On Living Small(er)

Yesterday, I wrote about the ways in which the pandemic has taken away certain choices… and how this might, in a way, be a good thing. And perhaps I am alone in feeling that sometimes too many choices are sometimes (all the time?) a bad thing. I often end up focusing too much on the choices I didn’t make or take. Some might call this a “fear of missing out” or a “fear of regret”. I have option A and option B. If I choose option A, I cannot partake in B and vice versa. How different would my life b if I had taken the other option, the one I didn’t? The bigger question: how different would my life b if so many of my brain cells weren’t mired in a swamp of meaningless choices. Do I want white American or yellow American cheese on my burger? Do I want whiter teeth or healthier gums (or at least the toothpastes that promise as much)? Sprite or 7up? How many conversations have you had or overhear where people are debating Coke or Pepsi? How many people do you know who define themselves by those choices alone? (And perhaps with good reason: by making a decision about which one you are going to drink and sticking with it, it possibly makes other decisions easier down the road. “I can’t go to restaurant X because they don’t serve Pepsi products.”)

And as a parent, I grapple regularly with the questions around: do I teach my kids how to make good decisions or do I protect them from ever having to make these types of meaningless decisions themselves for as long as I can? The answer is yes.

It is very easy and possible for kids to have a very big world and the pressure on parents to “give their kids everything” is immense. We have to give them every experience, every option. They have to try every sport. They have to speak five hundred languages. They have to have seen this, that, and the other thing. They have to do extra-curriculars and six languages They have to be well traveled.

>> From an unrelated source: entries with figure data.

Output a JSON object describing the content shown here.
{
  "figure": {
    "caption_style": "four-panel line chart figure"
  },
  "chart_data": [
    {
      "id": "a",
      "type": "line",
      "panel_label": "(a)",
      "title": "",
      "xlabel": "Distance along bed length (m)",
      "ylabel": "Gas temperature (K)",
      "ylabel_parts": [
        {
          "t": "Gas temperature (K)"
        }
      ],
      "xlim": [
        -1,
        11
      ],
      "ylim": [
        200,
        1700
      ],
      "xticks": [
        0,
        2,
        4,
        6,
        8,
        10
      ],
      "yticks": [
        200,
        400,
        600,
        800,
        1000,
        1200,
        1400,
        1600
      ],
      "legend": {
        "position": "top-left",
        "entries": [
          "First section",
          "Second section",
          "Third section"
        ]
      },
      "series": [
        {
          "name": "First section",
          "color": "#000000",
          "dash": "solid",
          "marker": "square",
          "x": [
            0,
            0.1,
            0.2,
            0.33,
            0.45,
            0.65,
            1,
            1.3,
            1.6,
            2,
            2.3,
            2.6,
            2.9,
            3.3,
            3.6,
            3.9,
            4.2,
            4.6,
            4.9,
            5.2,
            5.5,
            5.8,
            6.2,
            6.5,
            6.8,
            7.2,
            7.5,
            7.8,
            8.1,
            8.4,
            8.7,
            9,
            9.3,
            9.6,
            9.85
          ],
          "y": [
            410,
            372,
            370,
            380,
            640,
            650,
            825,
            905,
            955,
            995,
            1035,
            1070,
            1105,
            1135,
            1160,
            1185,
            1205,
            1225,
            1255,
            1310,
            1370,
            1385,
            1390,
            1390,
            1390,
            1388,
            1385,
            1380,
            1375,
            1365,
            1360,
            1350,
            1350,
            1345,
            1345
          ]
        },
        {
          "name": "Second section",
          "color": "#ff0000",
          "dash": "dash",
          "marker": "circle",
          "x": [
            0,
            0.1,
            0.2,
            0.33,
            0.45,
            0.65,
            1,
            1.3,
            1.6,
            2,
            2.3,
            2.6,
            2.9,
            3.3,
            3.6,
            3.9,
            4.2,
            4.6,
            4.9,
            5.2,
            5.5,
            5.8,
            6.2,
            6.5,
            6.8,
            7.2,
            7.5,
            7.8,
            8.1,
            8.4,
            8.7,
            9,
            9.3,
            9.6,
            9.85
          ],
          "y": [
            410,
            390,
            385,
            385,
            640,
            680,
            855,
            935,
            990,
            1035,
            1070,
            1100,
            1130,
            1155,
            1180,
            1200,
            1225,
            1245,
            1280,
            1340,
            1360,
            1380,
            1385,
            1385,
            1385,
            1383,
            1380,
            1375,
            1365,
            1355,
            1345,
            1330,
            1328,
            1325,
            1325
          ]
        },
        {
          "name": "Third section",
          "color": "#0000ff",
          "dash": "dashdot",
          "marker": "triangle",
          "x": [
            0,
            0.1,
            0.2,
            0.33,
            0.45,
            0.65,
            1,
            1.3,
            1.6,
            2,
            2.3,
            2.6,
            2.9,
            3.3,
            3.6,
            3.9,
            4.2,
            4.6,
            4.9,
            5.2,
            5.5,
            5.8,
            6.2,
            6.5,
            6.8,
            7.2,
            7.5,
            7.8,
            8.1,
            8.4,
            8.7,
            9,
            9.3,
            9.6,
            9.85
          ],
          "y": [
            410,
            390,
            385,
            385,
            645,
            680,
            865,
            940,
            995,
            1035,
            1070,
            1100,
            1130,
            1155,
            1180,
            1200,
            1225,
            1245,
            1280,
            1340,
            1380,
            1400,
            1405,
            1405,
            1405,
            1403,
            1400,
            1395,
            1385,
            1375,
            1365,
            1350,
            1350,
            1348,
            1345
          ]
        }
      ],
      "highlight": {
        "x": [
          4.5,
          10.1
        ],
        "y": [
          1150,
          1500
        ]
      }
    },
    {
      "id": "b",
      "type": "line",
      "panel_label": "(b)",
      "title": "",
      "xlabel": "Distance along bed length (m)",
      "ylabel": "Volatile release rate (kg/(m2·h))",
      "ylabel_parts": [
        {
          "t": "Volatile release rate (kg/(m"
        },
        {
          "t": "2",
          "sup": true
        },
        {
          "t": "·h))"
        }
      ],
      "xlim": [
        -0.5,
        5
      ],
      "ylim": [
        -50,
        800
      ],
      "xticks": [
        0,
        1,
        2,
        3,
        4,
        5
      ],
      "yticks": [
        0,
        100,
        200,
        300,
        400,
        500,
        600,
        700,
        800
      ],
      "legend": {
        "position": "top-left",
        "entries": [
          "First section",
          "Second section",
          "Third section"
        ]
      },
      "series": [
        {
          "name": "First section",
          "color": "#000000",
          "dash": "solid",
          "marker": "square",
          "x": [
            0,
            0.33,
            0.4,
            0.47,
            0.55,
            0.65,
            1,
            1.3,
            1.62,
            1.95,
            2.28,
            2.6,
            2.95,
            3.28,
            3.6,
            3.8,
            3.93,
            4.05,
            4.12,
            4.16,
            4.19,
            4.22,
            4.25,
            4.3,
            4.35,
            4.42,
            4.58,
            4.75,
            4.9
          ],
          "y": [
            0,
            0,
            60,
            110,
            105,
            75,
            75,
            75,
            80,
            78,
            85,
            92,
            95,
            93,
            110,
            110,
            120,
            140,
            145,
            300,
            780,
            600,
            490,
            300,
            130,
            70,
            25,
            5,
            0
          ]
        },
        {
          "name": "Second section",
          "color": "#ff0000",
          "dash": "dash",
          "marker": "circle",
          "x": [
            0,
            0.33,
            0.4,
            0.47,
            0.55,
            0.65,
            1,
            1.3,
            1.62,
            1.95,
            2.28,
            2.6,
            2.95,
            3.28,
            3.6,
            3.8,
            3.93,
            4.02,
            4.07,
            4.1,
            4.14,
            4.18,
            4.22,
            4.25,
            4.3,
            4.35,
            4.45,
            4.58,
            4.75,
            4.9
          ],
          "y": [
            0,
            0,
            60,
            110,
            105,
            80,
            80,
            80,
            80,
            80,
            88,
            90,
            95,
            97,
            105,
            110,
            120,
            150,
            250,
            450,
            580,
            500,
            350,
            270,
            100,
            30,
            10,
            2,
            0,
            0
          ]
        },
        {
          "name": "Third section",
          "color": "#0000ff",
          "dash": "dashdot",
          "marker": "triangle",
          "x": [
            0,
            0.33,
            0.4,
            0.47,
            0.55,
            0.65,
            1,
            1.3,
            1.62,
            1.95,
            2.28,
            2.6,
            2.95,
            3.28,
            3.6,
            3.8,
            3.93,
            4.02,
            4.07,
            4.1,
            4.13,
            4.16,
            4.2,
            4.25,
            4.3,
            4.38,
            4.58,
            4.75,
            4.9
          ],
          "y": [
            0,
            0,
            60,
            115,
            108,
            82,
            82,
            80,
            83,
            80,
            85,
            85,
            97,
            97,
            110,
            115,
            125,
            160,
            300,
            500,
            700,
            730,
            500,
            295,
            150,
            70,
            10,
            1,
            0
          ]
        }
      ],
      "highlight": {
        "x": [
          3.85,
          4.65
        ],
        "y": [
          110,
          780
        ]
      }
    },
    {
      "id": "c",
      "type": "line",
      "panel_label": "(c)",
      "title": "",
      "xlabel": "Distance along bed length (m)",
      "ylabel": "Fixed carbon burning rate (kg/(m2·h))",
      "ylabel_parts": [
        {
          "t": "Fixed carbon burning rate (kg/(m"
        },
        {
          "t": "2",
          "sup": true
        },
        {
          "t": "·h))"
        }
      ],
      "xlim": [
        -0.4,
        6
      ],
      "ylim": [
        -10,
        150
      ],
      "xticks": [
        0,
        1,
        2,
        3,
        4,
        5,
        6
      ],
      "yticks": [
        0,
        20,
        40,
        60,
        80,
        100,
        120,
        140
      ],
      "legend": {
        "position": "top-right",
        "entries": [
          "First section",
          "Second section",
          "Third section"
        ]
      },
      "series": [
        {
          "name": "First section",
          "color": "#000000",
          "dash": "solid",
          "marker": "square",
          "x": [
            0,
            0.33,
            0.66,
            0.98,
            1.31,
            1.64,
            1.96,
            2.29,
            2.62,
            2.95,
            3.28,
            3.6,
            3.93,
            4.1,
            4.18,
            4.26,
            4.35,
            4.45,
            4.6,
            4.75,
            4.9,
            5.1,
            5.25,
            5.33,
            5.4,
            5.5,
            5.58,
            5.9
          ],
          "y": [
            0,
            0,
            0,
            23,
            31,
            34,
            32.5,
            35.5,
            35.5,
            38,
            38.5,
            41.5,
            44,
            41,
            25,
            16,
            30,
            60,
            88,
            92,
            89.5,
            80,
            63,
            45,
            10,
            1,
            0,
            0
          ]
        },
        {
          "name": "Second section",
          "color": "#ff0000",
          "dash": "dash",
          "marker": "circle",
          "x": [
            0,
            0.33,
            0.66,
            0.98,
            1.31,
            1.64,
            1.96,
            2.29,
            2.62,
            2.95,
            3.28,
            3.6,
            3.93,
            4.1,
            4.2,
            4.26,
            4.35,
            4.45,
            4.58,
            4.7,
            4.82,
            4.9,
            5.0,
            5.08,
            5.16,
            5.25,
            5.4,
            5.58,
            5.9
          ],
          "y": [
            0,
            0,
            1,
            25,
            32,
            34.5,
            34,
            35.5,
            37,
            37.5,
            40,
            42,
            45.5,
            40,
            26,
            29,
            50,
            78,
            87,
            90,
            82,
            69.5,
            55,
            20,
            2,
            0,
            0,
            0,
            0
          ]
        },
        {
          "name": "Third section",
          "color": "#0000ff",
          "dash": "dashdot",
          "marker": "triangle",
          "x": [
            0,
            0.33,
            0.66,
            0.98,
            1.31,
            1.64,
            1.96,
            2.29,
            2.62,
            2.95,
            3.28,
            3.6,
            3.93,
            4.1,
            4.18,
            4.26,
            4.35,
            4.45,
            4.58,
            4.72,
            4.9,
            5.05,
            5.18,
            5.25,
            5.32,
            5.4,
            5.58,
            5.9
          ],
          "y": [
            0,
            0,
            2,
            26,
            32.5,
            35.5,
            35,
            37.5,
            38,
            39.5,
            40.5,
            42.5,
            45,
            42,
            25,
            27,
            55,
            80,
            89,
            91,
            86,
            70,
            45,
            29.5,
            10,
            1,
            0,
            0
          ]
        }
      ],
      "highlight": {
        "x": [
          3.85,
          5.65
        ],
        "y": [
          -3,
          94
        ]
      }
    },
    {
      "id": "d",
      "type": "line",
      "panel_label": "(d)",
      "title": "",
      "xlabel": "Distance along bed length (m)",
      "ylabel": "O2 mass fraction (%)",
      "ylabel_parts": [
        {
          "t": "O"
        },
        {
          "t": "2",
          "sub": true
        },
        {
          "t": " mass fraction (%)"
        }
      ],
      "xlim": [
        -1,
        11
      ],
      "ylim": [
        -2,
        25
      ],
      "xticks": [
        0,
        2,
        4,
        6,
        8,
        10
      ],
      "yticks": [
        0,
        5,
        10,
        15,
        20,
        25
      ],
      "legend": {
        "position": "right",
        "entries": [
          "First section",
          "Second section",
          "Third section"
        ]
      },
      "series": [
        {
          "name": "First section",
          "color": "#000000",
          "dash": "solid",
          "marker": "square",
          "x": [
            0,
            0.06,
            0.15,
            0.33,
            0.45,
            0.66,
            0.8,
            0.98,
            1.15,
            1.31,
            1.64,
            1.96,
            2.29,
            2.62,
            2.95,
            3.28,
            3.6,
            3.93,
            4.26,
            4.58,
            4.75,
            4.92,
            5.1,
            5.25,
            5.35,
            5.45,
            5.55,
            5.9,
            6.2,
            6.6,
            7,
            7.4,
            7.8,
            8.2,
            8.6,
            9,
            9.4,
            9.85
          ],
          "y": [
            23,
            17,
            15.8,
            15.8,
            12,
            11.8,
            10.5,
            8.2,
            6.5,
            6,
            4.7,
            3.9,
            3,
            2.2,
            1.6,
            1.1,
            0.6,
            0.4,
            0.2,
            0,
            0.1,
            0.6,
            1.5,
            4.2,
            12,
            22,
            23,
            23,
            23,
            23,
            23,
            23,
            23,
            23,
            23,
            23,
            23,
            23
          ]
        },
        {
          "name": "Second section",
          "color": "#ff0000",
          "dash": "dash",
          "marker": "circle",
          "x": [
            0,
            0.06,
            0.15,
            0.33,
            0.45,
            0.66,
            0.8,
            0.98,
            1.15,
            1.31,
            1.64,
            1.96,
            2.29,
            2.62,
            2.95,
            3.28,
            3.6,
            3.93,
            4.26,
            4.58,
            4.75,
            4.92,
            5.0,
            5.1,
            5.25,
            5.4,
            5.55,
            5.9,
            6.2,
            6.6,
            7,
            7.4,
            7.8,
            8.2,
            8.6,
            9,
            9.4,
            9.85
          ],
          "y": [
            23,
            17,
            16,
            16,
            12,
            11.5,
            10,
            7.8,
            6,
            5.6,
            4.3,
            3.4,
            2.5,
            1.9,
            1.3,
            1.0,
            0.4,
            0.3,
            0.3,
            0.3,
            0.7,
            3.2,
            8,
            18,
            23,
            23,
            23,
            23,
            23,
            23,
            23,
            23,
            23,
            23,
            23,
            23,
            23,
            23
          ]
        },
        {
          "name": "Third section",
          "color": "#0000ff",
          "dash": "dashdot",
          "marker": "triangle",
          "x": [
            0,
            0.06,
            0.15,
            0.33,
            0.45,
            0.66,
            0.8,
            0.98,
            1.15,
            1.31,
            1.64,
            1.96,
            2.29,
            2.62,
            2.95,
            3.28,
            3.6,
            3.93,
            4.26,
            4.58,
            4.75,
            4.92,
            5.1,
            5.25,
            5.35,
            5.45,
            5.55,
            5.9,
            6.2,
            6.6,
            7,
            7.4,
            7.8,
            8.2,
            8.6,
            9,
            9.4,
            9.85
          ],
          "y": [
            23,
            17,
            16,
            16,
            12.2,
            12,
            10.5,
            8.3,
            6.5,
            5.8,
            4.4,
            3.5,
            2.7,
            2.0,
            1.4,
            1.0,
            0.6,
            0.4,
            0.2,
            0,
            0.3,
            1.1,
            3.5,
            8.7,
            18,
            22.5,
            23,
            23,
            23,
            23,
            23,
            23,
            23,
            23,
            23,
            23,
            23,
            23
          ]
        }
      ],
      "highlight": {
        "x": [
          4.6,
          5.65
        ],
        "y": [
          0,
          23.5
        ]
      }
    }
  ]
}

I would be lying if I said that I’ve spent more hours than I can count, too many hours worrying over whether or not I’m offering my kids enough experiences and, yes, options.

I would also be lying if I didn’t say that the pandemic has taken away a lot of those fears and worries about whether or not I’m giving my kids enough experiences. A huge part of this is that their dad has been work from home for a while. With two parents much more present, I worry much less that I, as one, am doing enough. Of course, the pandemic has also made certain outings and activities impossible… for everyone, not just us. So not only are we not alone in this boat, but I’m not constantly looking outside of the walls of our home in search of giving my kids more.

This year was a big year for cicadas where we live. In any other big Brood X (which has a seventeen year cycle of emergence) year, I’m sure there would have been loads of programs related to cicadas through the parks system and the Smithsonian and probably even at schools in the area. There were this year. So one afternoon in the spring right after we had noticed their exit tunnels under a few of the trees in our yard, we started to pick up rocks and logs and flagstones in our yard. Our efforts were rewarded with the squirming, wriggling cicadas still encased in their shells and awaiting the warm weather they required to emerge from the ground and begin their journey (and discarding of their shells) up the trees.

Like many families around here (I am guessing) much of our discussions this spring and early summer was about the cicadas: the noise they make, their life cycles, where they live, etc…. Whenever her sister was otherwise occupied, my 8 year old and I would walk around the yard and the conversation would inevitable turn to the cicadas. She’d ask thoughtful questions and I’d do my best to answer them, knowing too that these questions would come up again and either her dad would know or we’d be able to look up the answers. These conversations were lovely and full of a mutual learning about each other and our interests and also about the cicadas. I think we might have covered more territory than would be possible in a more traditional cicada curriculum or program.

And so this is what I mean about how the pandemic taking away certain options has allowed us to live, yes, perhaps a smaller life, but, more importantly, a deeper one too.